The friendliest, high quality science and math community on the planet! Everyone who loves science is here!

Two-particle measurements

  1. May 22, 2013 #1
    This is a pretty basic question I believe.
    When you describe the state of a single particle, let's say its spin state, it can be in a superposition of different states (like up and down). When you do a measurement of its spin you'll either get up or down, since its spin state will collapse into one of them.
    My question is about what happens with two particles. Let's take two electrons as an example.

    1. Can you measure the spin z-components of the two electrons simultaneously?

    2. Say you measure one electron with up spin and the other with down spin. What is the total spin of the electrons?

    3. This is related to the last question. I am really confused by the so-called singlet state. The singlet state is a superposition of up-down and down-up states. When you have this specific superposition, the total spin is 0. I don't understand how one can measure the two-electron system to be in the singlet state, because wouldn't that imply that, when measured, the electrons are in a superposition of states? How is that even possible? I thought that when you made a measurement, the electrons chose either one or another configuration. Can somebody shed some light on this singlet state?

    Thank you very much!
     
  2. jcsd
  3. May 22, 2013 #2

    Simon Bridge

    User Avatar
    Science Advisor
    Homework Helper
    Gold Member
    2016 Award

    If you apply the spin operator to the 2-electron wavefunction, what will you get?

    1. the electrons are indistinguishable - so you cannot target a particular electron to measure it's spin - but you can discover individual spin states.

    2. Total spin is zero.
    If you find a 2-electron system with spin 0 then one must be spin up and the other spin down - and there are two ways this can happen. Since you don't know which is which - the electrons must be described by a superposition.

    3. You can measure the total spin of the system - i.e. the electron spins, individually, contribute to the atomic dipole moment. If the net contribution is zero then you have a superposition of opposite spin states.

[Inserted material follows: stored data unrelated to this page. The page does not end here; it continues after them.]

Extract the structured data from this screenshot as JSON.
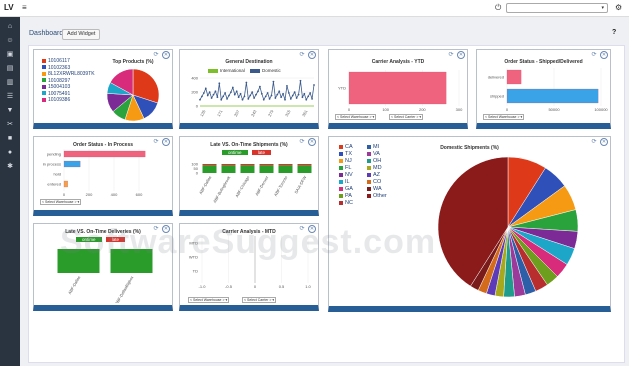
{
  "topbar": {
    "logo": "LV",
    "menu_icon": "≡",
    "power_icon": "⏻",
    "select_caret": "▾",
    "settings_icon": "⚙"
  },
  "dashboard": {
    "title": "Dashboard",
    "add_widget_label": "Add Widget",
    "help_label": "?"
  },
  "watermark": "SoftwareSuggest.com",
  "widget_controls": {
    "refresh": "⟳",
    "close": "✕"
  },
  "top_products": {
    "title": "Top Products (%)",
    "legend": [
      "10106117",
      "10102363",
      "8L12XRWRL8039TK",
      "10108297",
      "15004103",
      "10075491",
      "10109386"
    ],
    "colors": [
      "#de3a1a",
      "#2e50b8",
      "#f59a12",
      "#2aa33d",
      "#7b2a96",
      "#1da6c8",
      "#d92b7c"
    ],
    "chart_data": {
      "type": "pie",
      "values": [
        30,
        13,
        12,
        9,
        12,
        7,
        17
      ]
    }
  },
  "general_dest": {
    "title": "General Destination",
    "legend": [
      "International",
      "Domestic"
    ],
    "legend_colors": [
      "#7cbf2a",
      "#3a5a8c"
    ],
    "y_ticks": [
      "400",
      "200",
      "0"
    ],
    "x_ticks": [
      "135",
      "171",
      "207",
      "243",
      "279",
      "315",
      "351"
    ],
    "chart_data": {
      "type": "line",
      "ylim": [
        0,
        400
      ],
      "note_series": "Domestic"
    }
  },
  "carrier_ytd": {
    "title": "Carrier Analysis - YTD",
    "selects": [
      "< Select Warehouse > ▾",
      "< Select Carrier > ▾"
    ],
    "chart_data": {
      "type": "bar",
      "categories": [
        "YTD"
      ],
      "values": [
        265
      ],
      "xlim": [
        0,
        300
      ],
      "x_ticks": [
        "0",
        "100",
        "200",
        "300"
      ],
      "color": "#f0637f"
    }
  },
  "order_status_shipped": {
    "title": "Order Status - Shipped/Delivered",
    "select": "< Select Warehouse > ▾",
    "chart_data": {
      "type": "bar",
      "categories": [
        "delivered",
        "shipped"
      ],
      "values": [
        15000,
        97000
      ],
      "xlim": [
        0,
        100000
      ],
      "x_ticks": [
        "0",
        "50000",
        "100000"
      ],
      "colors": [
        "#f0637f",
        "#3aa3e8"
      ]
    }
  },
  "order_status_process": {
    "title": "Order Status - In Process",
    "select": "< Select Warehouse > ▾",
    "chart_data": {
      "type": "bar",
      "categories": [
        "pending",
        "in process",
        "hold",
        "entered"
      ],
      "values": [
        650,
        130,
        0,
        30
      ],
      "xlim": [
        0,
        800
      ],
      "x_ticks": [
        "0",
        "200",
        "400",
        "600"
      ],
      "colors": [
        "#f0637f",
        "#3aa3e8",
        "#f5c342",
        "#f5a04a"
      ]
    }
  },
  "late_shipments": {
    "title": "Late VS. On-Time Shipments (%)",
    "legend": [
      "ontime",
      "late"
    ],
    "legend_colors": [
      "#2a9c2a",
      "#d9342b"
    ],
    "y_ticks": [
      "100",
      "50",
      "0"
    ],
    "categories": [
      "ABF-Dallas",
      "ABF-Bolingbrook",
      "ABF-Chicago",
      "ABF-Denver",
      "ABF-Toronto",
      "SAIA-DFW"
    ],
    "chart_data": {
      "type": "bar",
      "stacked": true,
      "ontime": [
        85,
        85,
        85,
        85,
        85,
        85
      ],
      "late": [
        15,
        15,
        15,
        15,
        15,
        15
      ]
    }
  },
  "domestic_shipments": {
    "title": "Domestic Shipments (%)",
    "legend_left": [
      "CA",
      "TX",
      "NJ",
      "FL",
      "NV",
      "IL",
      "GA",
      "PA",
      "NC"
    ],
    "legend_right": [
      "MI",
      "VA",
      "OH",
      "MD",
      "AZ",
      "CO",
      "WA",
      "Other"
    ],
    "colors_left": [
      "#de3a1a",
      "#2e50b8",
      "#f59a12",
      "#2aa33d",
      "#7b2a96",
      "#1da6c8",
      "#d92b7c",
      "#6e9e1e",
      "#b82e2e"
    ],
    "colors_right": [
      "#2d5ea8",
      "#9c3a9c",
      "#1f9c8c",
      "#a8a81e",
      "#5c3ab8",
      "#d36b1a",
      "#7a1b1b",
      "#8b1a1a"
    ],
    "chart_data": {
      "type": "pie",
      "categories": [
        "CA",
        "TX",
        "NJ",
        "FL",
        "NV",
        "IL",
        "GA",
        "PA",
        "NC",
        "MI",
        "VA",
        "OH",
        "MD",
        "AZ",
        "CO",
        "WA",
        "Other"
      ],
      "values": [
        9,
        6,
        6,
        5,
        4,
        4,
        3.5,
        3,
        3,
        2.5,
        2.5,
        2.5,
        2,
        2,
        2,
        2,
        41
      ]
    }
  },
  "late_deliveries": {
    "title": "Late VS. On-Time Deliveries (%)",
    "legend": [
      "ontime",
      "late"
    ],
    "legend_colors": [
      "#2a9c2a",
      "#d9342b"
    ],
    "categories": [
      "ABF-Dallas",
      "ABF-DallasBigbox"
    ],
    "chart_data": {
      "type": "bar",
      "stacked": true,
      "ontime": [
        100,
        100
      ],
      "late": [
        0,
        0
      ]
    }
  },
  "carrier_mtd": {
    "title": "Carrier Analysis - MTD",
    "selects": [
      "< Select Warehouse > ▾",
      "< Select Carrier > ▾"
    ],
    "chart_data": {
      "type": "bar",
      "categories": [
        "MTD",
        "WTD",
        "TD"
      ],
      "values": [
        0,
        0,
        0
      ],
      "xlim": [
        -1,
        1
      ],
      "x_ticks": [
        "-1.0",
        "-0.5",
        "0",
        "0.5",
        "1.0"
      ]
    }
  }
}
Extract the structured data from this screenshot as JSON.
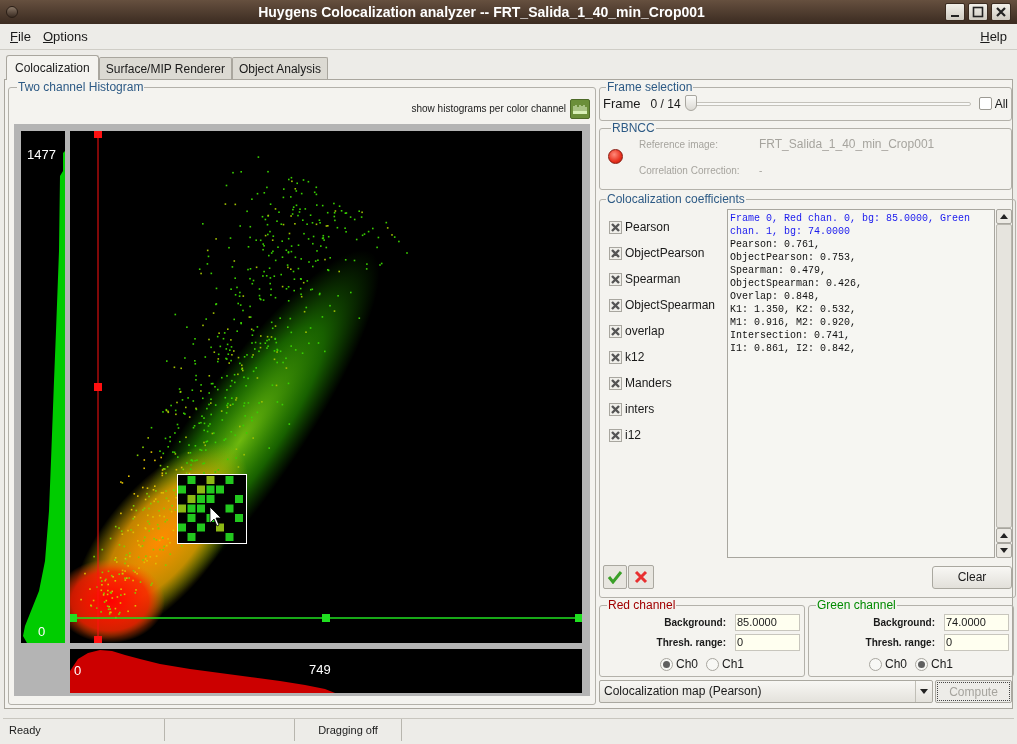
{
  "window": {
    "title": "Huygens Colocalization analyzer -- FRT_Salida_1_40_min_Crop001"
  },
  "menu": {
    "left": [
      "File",
      "Options"
    ],
    "right": [
      "Help"
    ]
  },
  "tabs": [
    {
      "label": "Colocalization",
      "selected": true
    },
    {
      "label": "Surface/MIP Renderer",
      "selected": false
    },
    {
      "label": "Object Analysis",
      "selected": false
    }
  ],
  "histogram": {
    "title": "Two channel Histogram",
    "toggle_label": "show histograms per color channel",
    "green_max": "1477",
    "green_min": "0",
    "red_min": "0",
    "red_max": "749"
  },
  "frame_selection": {
    "title": "Frame selection",
    "label": "Frame",
    "reading": "0 / 14",
    "level": 0,
    "all": {
      "label": "All",
      "checked": false
    }
  },
  "rbncc": {
    "title": "RBNCC",
    "disabled": true,
    "reference_label": "Reference image:",
    "reference_value": "FRT_Salida_1_40_min_Crop001",
    "correction_label": "Correlation Correction:",
    "correction_value": "-"
  },
  "coefficients": {
    "title": "Colocalization coefficients",
    "options": [
      {
        "label": "Pearson",
        "checked": true
      },
      {
        "label": "ObjectPearson",
        "checked": true
      },
      {
        "label": "Spearman",
        "checked": true
      },
      {
        "label": "ObjectSpearman",
        "checked": true
      },
      {
        "label": "overlap",
        "checked": true
      },
      {
        "label": "k12",
        "checked": true
      },
      {
        "label": "Manders",
        "checked": true
      },
      {
        "label": "inters",
        "checked": true
      },
      {
        "label": "i12",
        "checked": true
      }
    ],
    "output": [
      {
        "kind": "header",
        "text": "Frame 0, Red chan. 0, bg: 85.0000, Green chan. 1, bg: 74.0000"
      },
      {
        "kind": "line",
        "text": "Pearson: 0.761,"
      },
      {
        "kind": "line",
        "text": "ObjectPearson: 0.753,"
      },
      {
        "kind": "line",
        "text": "Spearman: 0.479,"
      },
      {
        "kind": "line",
        "text": "ObjectSpearman: 0.426,"
      },
      {
        "kind": "line",
        "text": "Overlap: 0.848,"
      },
      {
        "kind": "line",
        "text": "K1: 1.350, K2: 0.532,"
      },
      {
        "kind": "line",
        "text": "M1: 0.916, M2: 0.920,"
      },
      {
        "kind": "line",
        "text": "Intersection: 0.741,"
      },
      {
        "kind": "line",
        "text": "I1: 0.861, I2: 0.842,"
      }
    ],
    "clear": "Clear"
  },
  "channels": [
    {
      "title": "Red channel",
      "color": "#a00000",
      "background_label": "Background:",
      "background": "85.0000",
      "thresh_label": "Thresh. range:",
      "thresh": "0",
      "radios": [
        {
          "label": "Ch0",
          "selected": true
        },
        {
          "label": "Ch1",
          "selected": false
        }
      ]
    },
    {
      "title": "Green channel",
      "color": "#008a00",
      "background_label": "Background:",
      "background": "74.0000",
      "thresh_label": "Thresh. range:",
      "thresh": "0",
      "radios": [
        {
          "label": "Ch0",
          "selected": false
        },
        {
          "label": "Ch1",
          "selected": true
        }
      ]
    }
  ],
  "map": {
    "value": "Colocalization map (Pearson)"
  },
  "compute": {
    "label": "Compute",
    "disabled": true
  },
  "status_bar": [
    "Ready",
    "Dragging off"
  ]
}
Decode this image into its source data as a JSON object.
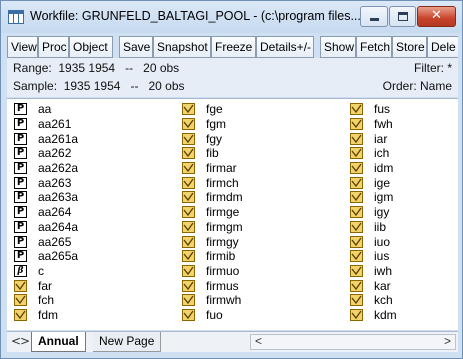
{
  "window": {
    "title": "Workfile: GRUNFELD_BALTAGI_POOL - (c:\\program files...",
    "controls": {
      "minimize": "minimize",
      "maximize": "maximize",
      "close": "✕"
    }
  },
  "toolbar": [
    "View",
    "Proc",
    "Object",
    "Save",
    "Snapshot",
    "Freeze",
    "Details+/-",
    "Show",
    "Fetch",
    "Store",
    "Dele"
  ],
  "info": {
    "range_label": "Range:",
    "range_value": "1935 1954",
    "range_sep": "--",
    "range_obs": "20 obs",
    "sample_label": "Sample:",
    "sample_value": "1935 1954",
    "sample_sep": "--",
    "sample_obs": "20 obs",
    "filter": "Filter: *",
    "order": "Order: Name"
  },
  "objects": {
    "col1": [
      {
        "name": "aa",
        "icon": "pool-icon"
      },
      {
        "name": "aa261",
        "icon": "pool-icon"
      },
      {
        "name": "aa261a",
        "icon": "pool-icon"
      },
      {
        "name": "aa262",
        "icon": "pool-icon"
      },
      {
        "name": "aa262a",
        "icon": "pool-icon"
      },
      {
        "name": "aa263",
        "icon": "pool-icon"
      },
      {
        "name": "aa263a",
        "icon": "pool-icon"
      },
      {
        "name": "aa264",
        "icon": "pool-icon"
      },
      {
        "name": "aa264a",
        "icon": "pool-icon"
      },
      {
        "name": "aa265",
        "icon": "pool-icon"
      },
      {
        "name": "aa265a",
        "icon": "pool-icon"
      },
      {
        "name": "c",
        "icon": "coefficient-icon"
      },
      {
        "name": "far",
        "icon": "series-icon"
      },
      {
        "name": "fch",
        "icon": "series-icon"
      },
      {
        "name": "fdm",
        "icon": "series-icon"
      }
    ],
    "col2": [
      {
        "name": "fge",
        "icon": "series-icon"
      },
      {
        "name": "fgm",
        "icon": "series-icon"
      },
      {
        "name": "fgy",
        "icon": "series-icon"
      },
      {
        "name": "fib",
        "icon": "series-icon"
      },
      {
        "name": "firmar",
        "icon": "series-icon"
      },
      {
        "name": "firmch",
        "icon": "series-icon"
      },
      {
        "name": "firmdm",
        "icon": "series-icon"
      },
      {
        "name": "firmge",
        "icon": "series-icon"
      },
      {
        "name": "firmgm",
        "icon": "series-icon"
      },
      {
        "name": "firmgy",
        "icon": "series-icon"
      },
      {
        "name": "firmib",
        "icon": "series-icon"
      },
      {
        "name": "firmuo",
        "icon": "series-icon"
      },
      {
        "name": "firmus",
        "icon": "series-icon"
      },
      {
        "name": "firmwh",
        "icon": "series-icon"
      },
      {
        "name": "fuo",
        "icon": "series-icon"
      }
    ],
    "col3": [
      {
        "name": "fus",
        "icon": "series-icon"
      },
      {
        "name": "fwh",
        "icon": "series-icon"
      },
      {
        "name": "iar",
        "icon": "series-icon"
      },
      {
        "name": "ich",
        "icon": "series-icon"
      },
      {
        "name": "idm",
        "icon": "series-icon"
      },
      {
        "name": "ige",
        "icon": "series-icon"
      },
      {
        "name": "igm",
        "icon": "series-icon"
      },
      {
        "name": "igy",
        "icon": "series-icon"
      },
      {
        "name": "iib",
        "icon": "series-icon"
      },
      {
        "name": "iuo",
        "icon": "series-icon"
      },
      {
        "name": "ius",
        "icon": "series-icon"
      },
      {
        "name": "iwh",
        "icon": "series-icon"
      },
      {
        "name": "kar",
        "icon": "series-icon"
      },
      {
        "name": "kch",
        "icon": "series-icon"
      },
      {
        "name": "kdm",
        "icon": "series-icon"
      }
    ]
  },
  "icon_glyphs": {
    "pool": "P",
    "coefficient": "β"
  },
  "tabs": {
    "left_arrow": "<",
    "right_arrow": ">",
    "active": "Annual",
    "other": "New Page"
  },
  "scrollbar": {
    "left": "<",
    "right": ">"
  }
}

    The above is a bit glib... the following may help:
    http://farside.ph.utexas.edu/teaching/qm/Quantumhtml/node96.html
    http://uw.physics.wisc.edu/~himpsel/449exch.pdf
     
  4. May 23, 2013 #3
    Thank you, that was very helpful. When you have an up electron and a down electron, the total spin can either be 1 or 0. I'm having trouble understanding this. If one is pointing up and the other pointing down, why isn't the total spin just 0 everytime?